Don’t believe me? Here’s an example: Back in 2012, Audi made announcements about BEVs, which they branded “e-tron.” There was an A3 e-Tron concept model that never was produced (https://www.engadget.com/2012/06/15/a3-e-tron-hands-on-video…), and there was a so-called “production” R8 e-tron that was built and raced (https://www.engadget.com/2012/07/01/audi-r8-e-tron-ev-lap-re…), but it was canceled before actually being produced in any volume (http://insideevs.com/audi-r8-e-tron-shelved-again-this-time-…) with Audi saying it “had no plans to sell its electric sports cars.” The “e-tron” label is now being applied to future hybrid models.
And finally, as for the “400 mile range” vehicle, what is that, exactly? It’s a garbage throw away line, and even if you believe it, it’s certainly 400 miles on the NEDC cycle, which is equivalent to about 310 miles on the EPA cycle, which is what Teslas are measured against. In essence, BMW is saying that someday they’ll have a car that does what Tesla’s Model 3 does today. Beautiful!
And even then, it won’t have a world-wide SuperCharger network, so it isn’t really suitable for road trips. Shall we talk about Tesla’s moat now?
- The margins on the 3 will be smaller…
If you listened to Tesla’s most recent conference all, they confirmed that they expect to reach 25% margins next year on Model 3. Model 3 was designed to be cost-effective to build. The entrenched automakers are happy to have 10%-15% margins, but then they’re letting their dealers take some of the profit.
- Need more giga-factories
As I posted earlier, this is actually an argument for Tesla’s success in needing to build more factories to satisfy demand for its vehicles. I guess you missed the recent Tesla shareholder letters in which Tesla talks about building more gigafactories.

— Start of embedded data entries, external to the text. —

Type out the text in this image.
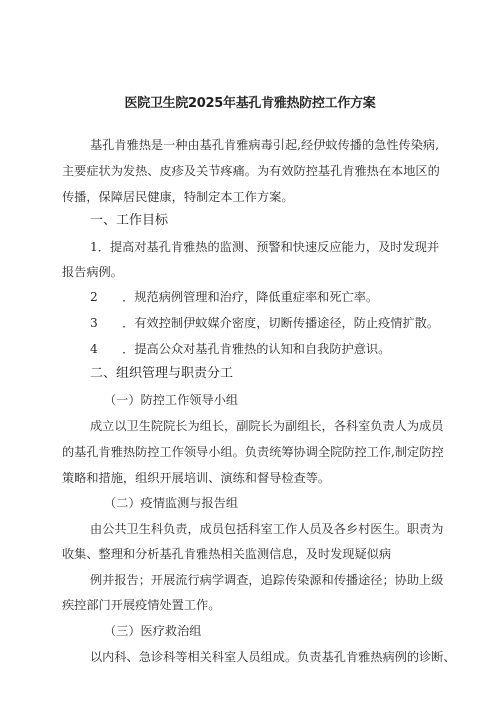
医院卫生院2025年基孔肯雅热防控工作方案
基孔肯雅热是一种由基孔肯雅病毒引起,经伊蚊传播的急性传染病,
主要症状为发热、皮疹及关节疼痛。为有效防控基孔肯雅热在本地区的
传播，保障居民健康，特制定本工作方案。
一、工作目标
1．提高对基孔肯雅热的监测、预警和快速反应能力，及时发现并
报告病例。
2　　．规范病例管理和治疗，降低重症率和死亡率。
3　　．有效控制伊蚊媒介密度，切断传播途径，防止疫情扩散。
4　　．提高公众对基孔肯雅热的认知和自我防护意识。
二、组织管理与职责分工
（一）防控工作领导小组
成立以卫生院院长为组长，副院长为副组长，各科室负责人为成员
的基孔肯雅热防控工作领导小组。负责统筹协调全院防控工作,制定防控
策略和措施，组织开展培训、演练和督导检查等。
（二）疫情监测与报告组
由公共卫生科负责，成员包括科室工作人员及各乡村医生。职责为
收集、整理和分析基孔肯雅热相关监测信息，及时发现疑似病
例并报告；开展流行病学调查，追踪传染源和传播途径；协助上级
疾控部门开展疫情处置工作。
（三）医疗救治组
以内科、急诊科等相关科室人员组成。负责基孔肯雅热病例的诊断、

- We are greater than 5 years away from price/cost of ownership parity of battery power automobiles to ICE.
Where’s your data on this? I believe that Model 3 already compares favorably in terms of TCO for what you get compared to BMW’s 3-series, Audi’s A4, Mercedes C300, Jag’s XE, Infiniti Q50, Caddy’s ATS, or Alfa’s Guila Quadrifoglio. Shall we start with the 5.6 second 0-60 or the 5.1 0-60 version?